Internet penetration in Kenya is currently at 3.9 million users and rising fast. This roughly translates to 10% of the total population. The widespread availability of broadband internet, Government support and relatively low cost of hardware means that more Kenyans are accessing the internet. Internet connectivity will eventually become common, at least in the urban areas.
However in the rush to setup networks at home or work, many Kenyans are leaving themselves open to attack. The biggest risk is coming from routers, a network device that handles message transfers between computers.
Attacks against the routers we use are different from the common hack. A common attack is where your computer is compromised after downloading something you shouldn’t have downloaded for example pornographic material.
In the router attack malicious code infects your computer through a download. Immediately you do this the malicious code seeks and attacks your router, not your computer. This code changes the router settings which govern the way your router connects you to the internet and to other computers.
So every time you go online, instead of your traffic going directly to your desired website it is diverted. Just like a diversion on the highway, your data traffic is sidetracked through a hacker’s computer.

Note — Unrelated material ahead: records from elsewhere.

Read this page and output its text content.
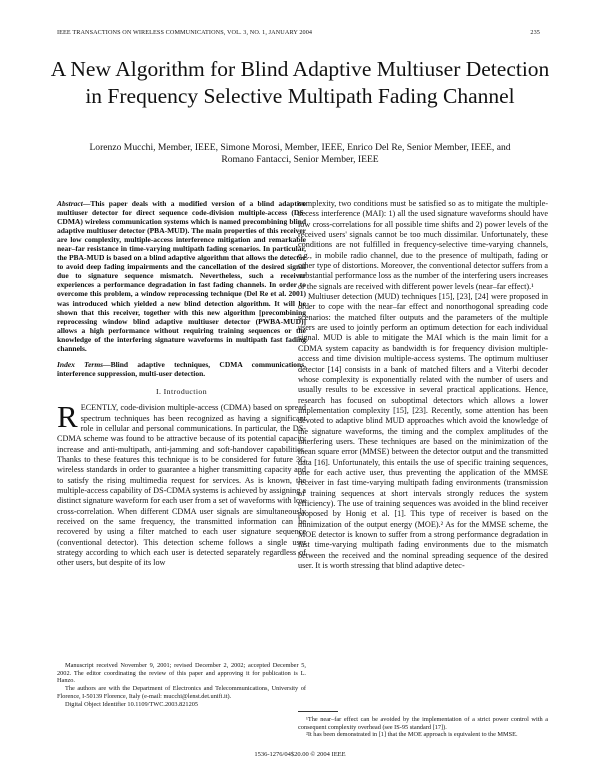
IEEE TRANSACTIONS ON WIRELESS COMMUNICATIONS, VOL. 3, NO. 1, JANUARY 2004	235
A New Algorithm for Blind Adaptive Multiuser Detection in Frequency Selective Multipath Fading Channel
Lorenzo Mucchi, Member, IEEE, Simone Morosi, Member, IEEE, Enrico Del Re, Senior Member, IEEE, and
Romano Fantacci, Senior Member, IEEE

Abstract—This paper deals with a modified version of a blind adaptive multiuser detector for direct sequence code-division multiple-access (DS-CDMA) wireless communication systems which is named precombining blind adaptive multiuser detector (PBA-MUD). The main properties of this receiver are low complexity, multiple-access interference mitigation and remarkable near–far resistance in time-varying multipath fading scenarios. In particular, the PBA-MUD is based on a blind adaptive algorithm that allows the detector to avoid deep fading impairments and the cancellation of the desired signal due to signature sequence mismatch. Nevertheless, such a receiver experiences a performance degradation in fast fading channels. In order to overcome this problem, a window reprocessing technique (Del Re et al. 2001) was introduced which yielded a new blind detection algorithm. It will be shown that this receiver, together with this new algorithm [precombining reprocessing window blind adaptive multiuser detector (PWBA-MUD)] allows a high performance without requiring training sequences or the knowledge of the interfering signature waveforms in multipath fast fading channels.

Index Terms—Blind adaptive techniques, CDMA communications, interference suppression, multi-user detection.

I. Introduction

RECENTLY, code-division multiple-access (CDMA) based on spread spectrum techniques has been recognized as having a significant role in cellular and personal communications. In particular, the DS-CDMA scheme was found to be attractive because of its potential capacity increase and anti-multipath, anti-jamming and soft-handover capabilities. Thanks to these features this technique is to be considered for future 3G wireless standards in order to guarantee a higher transmitting capacity and to satisfy the rising multimedia request for services. As is known, the multiple-access capability of DS-CDMA systems is achieved by assigning a distinct signature waveform for each user from a set of waveforms with low cross-correlation. When different CDMA user signals are simultaneously received on the same frequency, the transmitted information can be recovered by using a filter matched to each user signature sequence (conventional detector). This detection scheme follows a single user strategy according to which each user is detected separately regardless of other users, but despite of its low

Manuscript received November 9, 2001; revised December 2, 2002; accepted December 5, 2002. The editor coordinating the review of this paper and approving it for publication is L. Hanzo.

The authors are with the Department of Electronics and Telecommunications, University of Florence, I-50139 Florence, Italy (e-mail: mucchi@lenst.det.unifi.it).

Digital Object Identifier 10.1109/TWC.2003.821205

complexity, two conditions must be satisfied so as to mitigate the multiple-access interference (MAI): 1) all the used signature waveforms should have low cross-correlations for all possible time shifts and 2) power levels of the received users' signals cannot be too much dissimilar. Unfortunately, these conditions are not fulfilled in frequency-selective time-varying channels, e.g., in mobile radio channel, due to the presence of multipath, fading or other type of distortions. Moreover, the conventional detector suffers from a substantial performance loss as the number of the interfering users increases or the signals are received with different power levels (near–far effect).¹

Multiuser detection (MUD) techniques [15], [23], [24] were proposed in order to cope with the near–far effect and nonorthogonal spreading code scenarios: the matched filter outputs and the parameters of the multiple users are used to jointly perform an optimum detection for each individual signal. MUD is able to mitigate the MAI which is the main limit for a CDMA system capacity as bandwidth is for frequency division multiple-access and time division multiple-access systems. The optimum multiuser detector [14] consists in a bank of matched filters and a Viterbi decoder whose complexity is exponentially related with the number of users and usually results to be excessive in several practical applications. Hence, research has focused on suboptimal detectors which allows a lower implementation complexity [15], [23]. Recently, some attention has been devoted to adaptive blind MUD approaches which avoid the knowledge of the signature waveforms, the timing and the complex amplitudes of the interfering users. These techniques are based on the minimization of the mean square error (MMSE) between the detector output and the transmitted data [16]. Unfortunately, this entails the use of specific training sequences, one for each active user, thus preventing the application of the MMSE receiver in fast time-varying multipath fading environments (transmission of training sequences at short intervals strongly reduces the system efficiency). The use of training sequences was avoided in the blind receiver proposed by Honig et al. [1]. This type of receiver is based on the minimization of the output energy (MOE).² As for the MMSE scheme, the MOE detector is known to suffer from a strong performance degradation in fast time-varying multipath fading environments due to the mismatch between the received and the nominal spreading sequence of the desired user. It is worth stressing that blind adaptive detec-

¹The near–far effect can be avoided by the implementation of a strict power control with a consequent complexity overhead (see IS-95 standard [17]).

²It has been demonstrated in [1] that the MOE approach is equivalent to the MMSE.

1536-1276/04$20.00 © 2004 IEEE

This means that the hacker can see all your data traffic. For instance, when you type your e-mail username and password, the hacker can not only view but can also store this vital information. Your data is then re-routed back to its designated destination. This makes it very hard for you to detect the diversion.
The best way to protect your router is by simply changing the default password. When you buy a router it comes with a default password that locks access to the configuration settings. This factory password is however generic and is usually as simple as the word password.
This default password must be changed and if you are also using a wireless network you should also change the name of your network. Harden your router by also using WPA or WEP encryption which most routers support.
Malicious codes that attack routers are akin to burglars patrolling for houses that have weak door locks or open windows. By not changing the factory password of your router and not using encryption you are leaving a spare key under the door mat hoping no one will ever look there.